L'angoisse me saisit. Quelque chose que j'avais dit ? Mon Dieu, Paulie recommençait-il à divaguer, ou se préparait-il à rectifier une information qu'il m'avait donnée ? Je me félicitai d'avoir tardé à mettre sur mon site ses confidences concernant le pendentif et Rob Westerfield.

Je proposai de passer le voir tout de suite.

" Venez plutôt vers une heure. Je serai présente et je pense qu'il sera plus à l'aise ainsi. "

Plus à l'aise, pensai-je, ou peut-être préférez-vous vous assurer qu'il ne dise rien qui puisse se retourner contre lui ? Non, c'était peu vraisemblable.

"Je serai là, madame Stroebel. Si j'arrive avant vous, j'attendrai pour lui parler.

- Merci, Ellie. "

Elle paraissait si sincère que j'eus honte de m'être méfiée d'elle. C'était elle qui avait fait appel à moi, et elle partageait sa vie désormais entre la delicatessen et les visites à son fils.

Je continuai à travailler pendant deux heures, puis consultai le site Internet de Rob Westerfield. Y

figurait encore la photo me montrant attachée sur le lit d'hôpital, et de nouveaux noms s'ajoutaient à la liste des membres du Comité pour la justice en faveur de Rob, mais rien qui vienne réfuter mon récit sur sa participation à la tentative de meurtre de sa grand-mère.

Sans doute un signe de trouble dans le camp adverse qui se demandait comment contre-attaquer.

A onze heures, le téléphone sonna. C'était Joan.

"Veux-tu manger un morceau avec moi à une heure ? demanda-t-elle. J'ai des courses à faire et je me suis rendu compte que je passais devant ton hôtel.

- Je ne peux pas. J'ai promis d'aller voir Paulie à l'hôpital à cette heure-là. " J'hésitai à poursuivre.

"Joan...

- Qu'y a-t-il ? Un problème ?

- Non. Tout va bien. Tu m'as bien dit que tu avais une copie de l'avis de décès que mon père avait fait paraître dans le journal à la mort de ma mère?

- Oui. Je t'ai même proposé de te la montrer.

- Peux-tu la retrouver facilement ?

- Bien sûr.

- Dans ce cas, en passant devant l'hôtel, tu pourrais peut-être la déposer à la réception ? J'aimerais la voir.

- C'est comme si c'était fait. "

Lorsque j'arrivai à l'hôpital, il régnait une agitation inhabituelle dans le hall d'entrée. J'aperçus un groupe de journalistes et de cameramen rassemblés au fond de la salle et je leur tournai instantanément le dos.

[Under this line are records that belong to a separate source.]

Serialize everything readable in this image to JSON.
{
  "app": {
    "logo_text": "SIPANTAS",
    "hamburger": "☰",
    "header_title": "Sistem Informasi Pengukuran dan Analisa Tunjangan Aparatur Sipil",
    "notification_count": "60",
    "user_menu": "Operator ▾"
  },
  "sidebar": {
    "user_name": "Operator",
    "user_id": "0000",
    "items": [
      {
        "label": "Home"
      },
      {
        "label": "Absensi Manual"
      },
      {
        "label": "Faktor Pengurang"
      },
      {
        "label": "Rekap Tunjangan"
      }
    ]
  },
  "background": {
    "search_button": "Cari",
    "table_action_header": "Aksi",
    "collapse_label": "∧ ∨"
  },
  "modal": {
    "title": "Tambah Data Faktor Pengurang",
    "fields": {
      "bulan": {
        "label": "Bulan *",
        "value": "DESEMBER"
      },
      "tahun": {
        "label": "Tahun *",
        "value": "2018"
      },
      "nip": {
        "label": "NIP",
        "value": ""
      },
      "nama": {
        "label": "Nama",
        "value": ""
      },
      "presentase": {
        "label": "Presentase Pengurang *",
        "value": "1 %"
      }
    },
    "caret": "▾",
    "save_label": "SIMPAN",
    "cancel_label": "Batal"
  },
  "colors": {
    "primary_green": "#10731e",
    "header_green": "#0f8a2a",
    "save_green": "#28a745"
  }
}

La femme qui faisait la queue à côté de moi pour obtenir un badge de visiteur me mit au courant.

Mme Dorothy Westerfield venait d'être transportée au service de réanimation, victime d'une crise cardiaque.

Son avocat avait publié un communiqué, destiné aux médias, selon lequel, pour honorer la mémoire de feu son mari, le sénateur Pearson Westerfield, elle avait modifié son testament et léguait toute sa fortune à une fondation charitable qui aurait la charge de la distribuer au cours des dix années à venir.

Le communiqué précisait que les seules exceptions étaient des legs peu importants à son fils, à quelques amis et à ses domestiques. Son petit-fils héritait de un dollar.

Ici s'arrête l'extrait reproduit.